De kerk van Oud-Valkenburg wordt in 1779 wegens bouwvalligheid door pastoor Damoiseaux gesloten, deels afgebroken en provisorisch hersteld. De kern van de parochie wordt min of meer naar Sibbe verplaatst. In welke schuur of dergelijk Pastoor Damoiseaux vanaf dat moment in Sibbe de Mis leest is niet bekend. Nergens blijkt dat Sibbe vóór 1800 een kapel heeft. Het kerkbestuur van Oud-Valkenburg voorkomt trouwens dat kerkbanken, etc. naar Sibbe verhuizen.
In bestuurlijk opzicht is Sibbe eeuwenlang een deel geweest van de Heerlijkheid Oud-Valkenburg. In de Franse tijd is het dorp een deel van het Kanton Valkenburg.
Bij de Volkstelling in 1796 wonen in Sibbe 167 mensen ouder dan 12 jaar in 48 huizen en boerderijen; in IJzeren 92 mensen ouder dan 12 jaar in 21 huizen en boerderijen.
Oud-Valkenburg wordt in 1800 een zelfstandige burgerlijke gemeente en Sibbe gaat daar deel van uitmaken. P.J. Vanderhouwen wordt de eerste maire. Na hem wordt Th. Cornips in 1804 burgemeester. Hij is de eerste burgemeester nieuwe stijl die in Sibbe woont.
Nadat in 1842 opnieuw een ontwerp voor een eigen kerk in Sibbe, ditmaal van Jean Dumoulin uit Maastricht, als te duur terzijde is geschoven, wordt er een jaar later een kapel / zaalkerkje, toegewijd aan de H. Rosa van Lima, gerealiseerd. Praktisch elke inwoner van Sibbe leverde rond 1844 met geldelijke steun en/of door middel van hand- en spandiensten zijn bijdrage aan de bouw.
Het gemeentehuis van Oud-Valkenburg stond overigens in Sibbe! Het stond ongeveer op de plek waar jaarlijks de St.-Rosaden geplaatst wordt. De grond waarop zowel de school, de onderwijzerswoning en het gemeentehuis zijn gebouwd wordt op 17 januari 1863 gekocht van de rentenier J. van Melsen uit Maastricht. Zeer waarschijnlijk is het gemeentehuis net vóór of net na de openbare lagere school gebouwd.
Ondanks het feit dat het overgrote deel van de kinderen in Sibbe-IJzeren woonde, verzetten de inwoners van Oud-Valkenburg zich (onder leiding van Baron de Pelser Berensberg) lange tijd hevig tegen de bouw van een school in Sibbe. Pas in 1864-1865 wordt de openbare school (vier lokalen met onderwijzerswoning) gerealiseerd achter het gemeentehuis op de plek waar nu Gemeenschapshuis De Blokhut ligt.

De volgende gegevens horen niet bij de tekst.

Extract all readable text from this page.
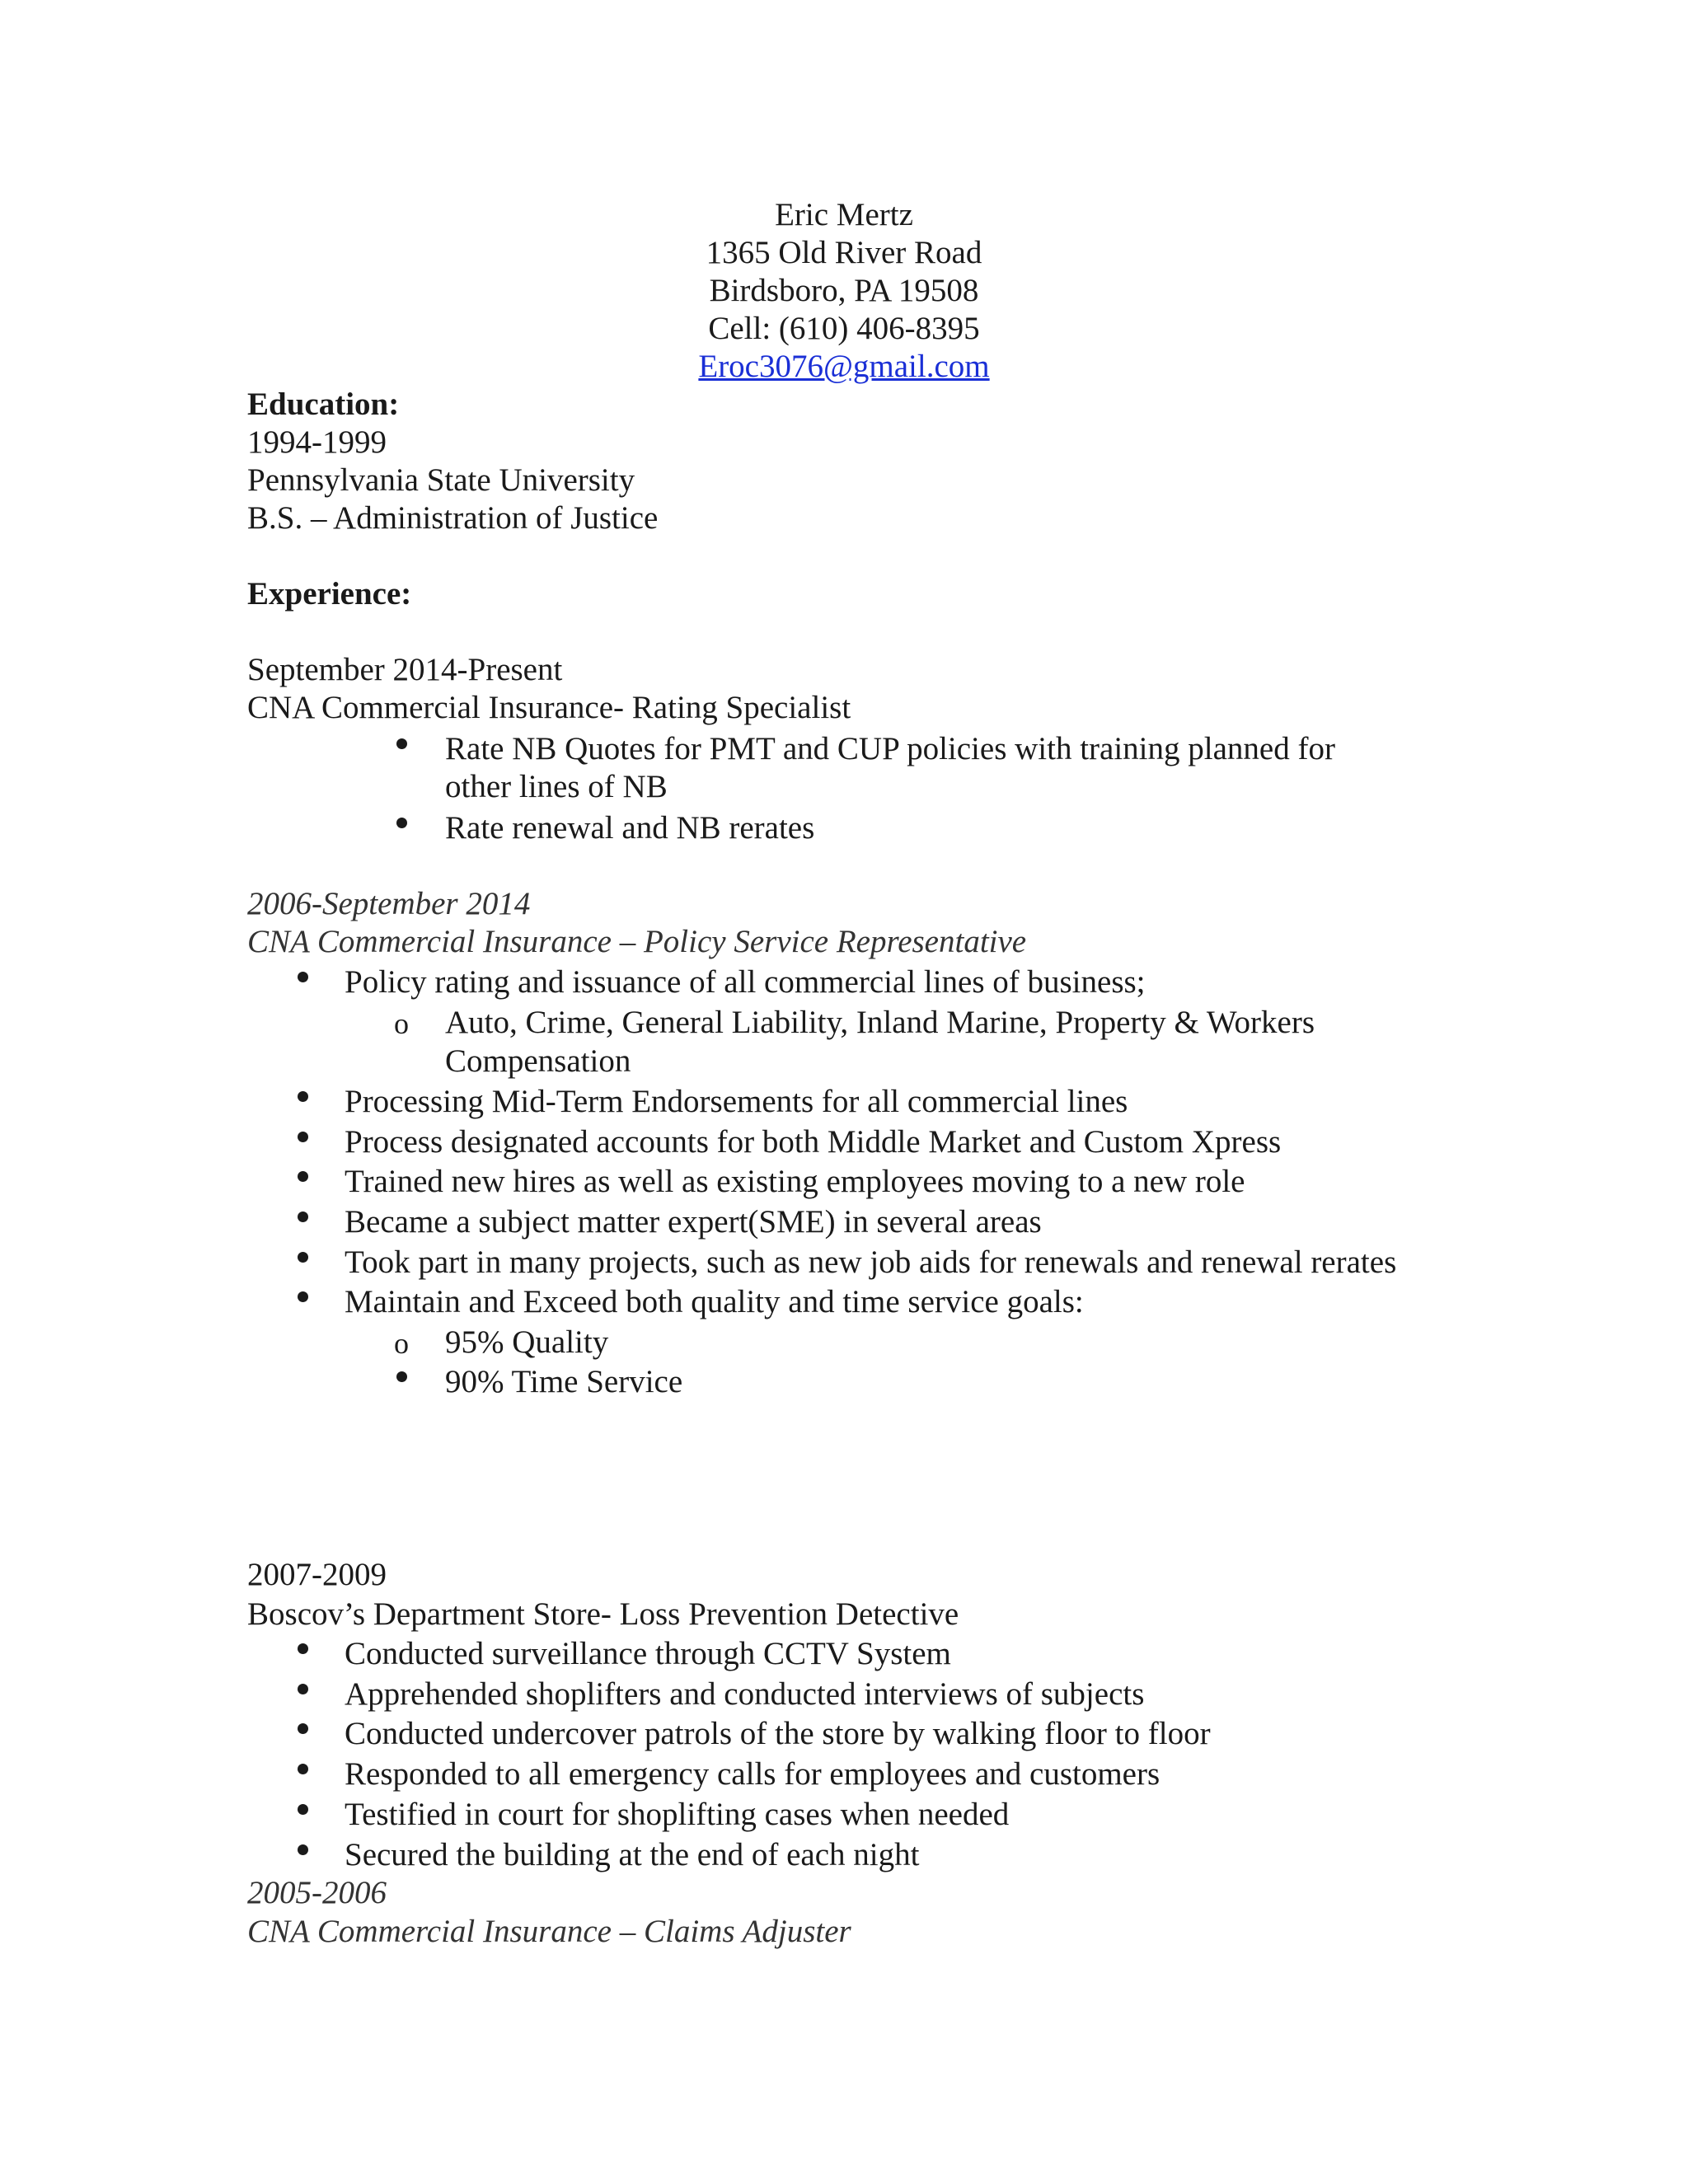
Eric Mertz
1365 Old River Road
Birdsboro, PA 19508
Cell: (610) 406-8395
Eroc3076@gmail.com
Education:
1994-1999
Pennsylvania State University
B.S. – Administration of Justice
Experience:
September 2014-Present
CNA Commercial Insurance- Rating Specialist
Rate NB Quotes for PMT and CUP policies with training planned for
other lines of NB
Rate renewal and NB rerates
2006-September 2014
CNA Commercial Insurance – Policy Service Representative
Policy rating and issuance of all commercial lines of business;
o Auto, Crime, General Liability, Inland Marine, Property & Workers
Compensation
Processing Mid-Term Endorsements for all commercial lines
Process designated accounts for both Middle Market and Custom Xpress
Trained new hires as well as existing employees moving to a new role
Became a subject matter expert(SME) in several areas
Took part in many projects, such as new job aids for renewals and renewal rerates
Maintain and Exceed both quality and time service goals:
o 95% Quality
90% Time Service
2007-2009
Boscov’s Department Store- Loss Prevention Detective
Conducted surveillance through CCTV System
Apprehended shoplifters and conducted interviews of subjects
Conducted undercover patrols of the store by walking floor to floor
Responded to all emergency calls for employees and customers
Testified in court for shoplifting cases when needed
Secured the building at the end of each night
2005-2006
CNA Commercial Insurance – Claims Adjuster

In 1865 vindt men Romeinse grafurnen in Sibbe-IJzeren en legt men overblijfselen van Romeinse landhuizen bloot. De toren van de St.-Rosa kerk te Sibbe komt in 1866 gereed. In 1869 schenkt Maximiliaan Damoiseaux een perceel grond aan de gemeente Oud-Valkenburg voor een algemene begraafplaats voor Sibbe en IJzeren. Op 30 november 1870 wordt de – inmiddels ommuurde – begraafplaats ingezegend door de pastoor van Oud-Valkenburg.

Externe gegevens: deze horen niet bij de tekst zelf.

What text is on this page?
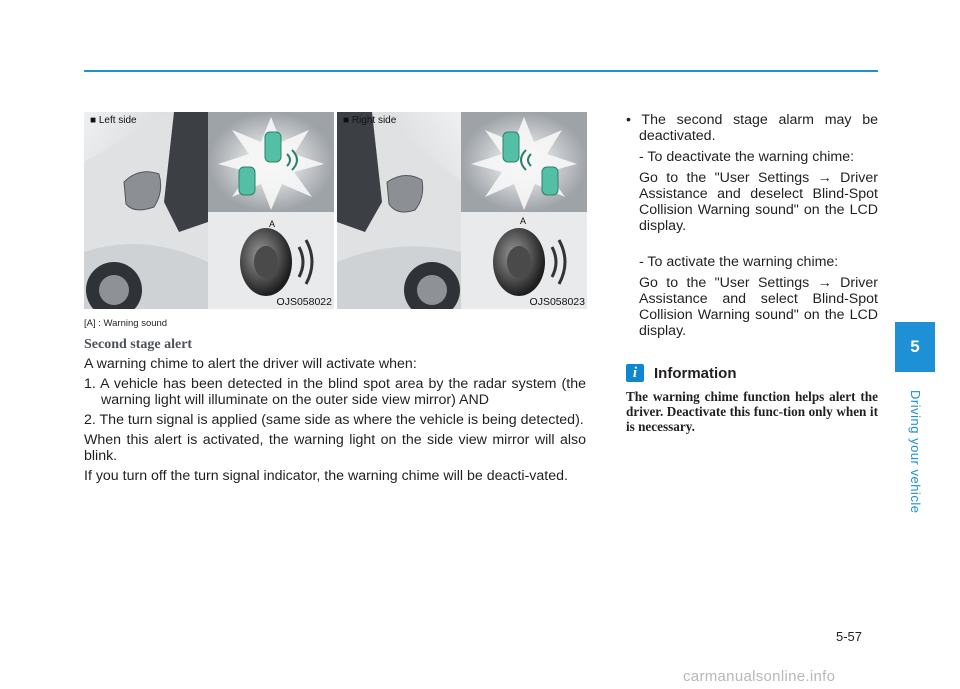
■ Left side
A
OJS058022
■ Right side
A
OJS058023
[A] : Warning sound
Second stage alert
A warning chime to alert the driver will activate when:
1. A vehicle has been detected in the blind spot area by the radar system (the warning light will illuminate on the outer side view mirror) AND
2. The turn signal is applied (same side as where the vehicle is being detected).
When this alert is activated, the warning light on the side view mirror will also blink.
If you turn off the turn signal indicator, the warning chime will be deacti-vated.
• The second stage alarm may be deactivated.
- To deactivate the warning chime:
Go to the "User Settings → Driver Assistance and deselect Blind-Spot Collision Warning sound" on the LCD display.
- To activate the warning chime:
Go to the "User Settings → Driver Assistance and select Blind-Spot Collision Warning sound" on the LCD display.
i	Information
The warning chime function helps alert the driver. Deactivate this func-tion only when it is necessary.
5
Driving your vehicle
5-57
carmanualsonline.info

Ten gevolge van blikseminslag op 5 juni 1890 moet de hele torenspits van de St.-Rosa kerk te Sibbe vernieuwd worden.
Rond 1890 telt Sibbe ruim 360 inwoners in bijna 80 huizen en boerderijen; IJzeren telt bijna 200 inwoners in 40 huizen en boerderijen. Bron: Sibbe en IJzeren, een verbond door de eeuwen heen.
Vanaf de jaren 1920 vindt particuliere woningbouw plaats langs alle straten van Sibbe.
In 1922 komt er eerst elektriciteit in Sibbe en vervolgens in IJzeren.
In 1927 vindt een al lang noodzakelijke uitbreiding van de St.-Rosa kerk plaats o.l.v. architect Beurskens uit Sittard. Het is nu een driebeukige, kruisvormige kerk, gebouwd uit gezaagde mergelblokken. Het tongewelf van het schip is in hout en geschilderd als een blauw firmament met de noordelijke sterrenhemel, inclusief de Melkweg. De kerk is rijk versierd met glas-in-loodramen, beelden en muurschilderingen.
Op 1 januari 1928 neemt het RK Kerkbestuur de openbare school over van de Gemeente Oud-Valkenburg en wordt het een RK school voor gewoon lager onderwijs.
Rond 1930 telt Sibbe 516 inwoners in ca. 100 huizen en boerderijen; IJzeren telt 212 inwoners in 42 huizen en boerderijen. Bron: Sibbe en IJzeren, een verbond door de eeuwen heen.
In 1935 wordt een nieuwe veldwachterwoning met cachot gebouwd aan de Gatseweg, thans het pand Sibberkerkstraat 60.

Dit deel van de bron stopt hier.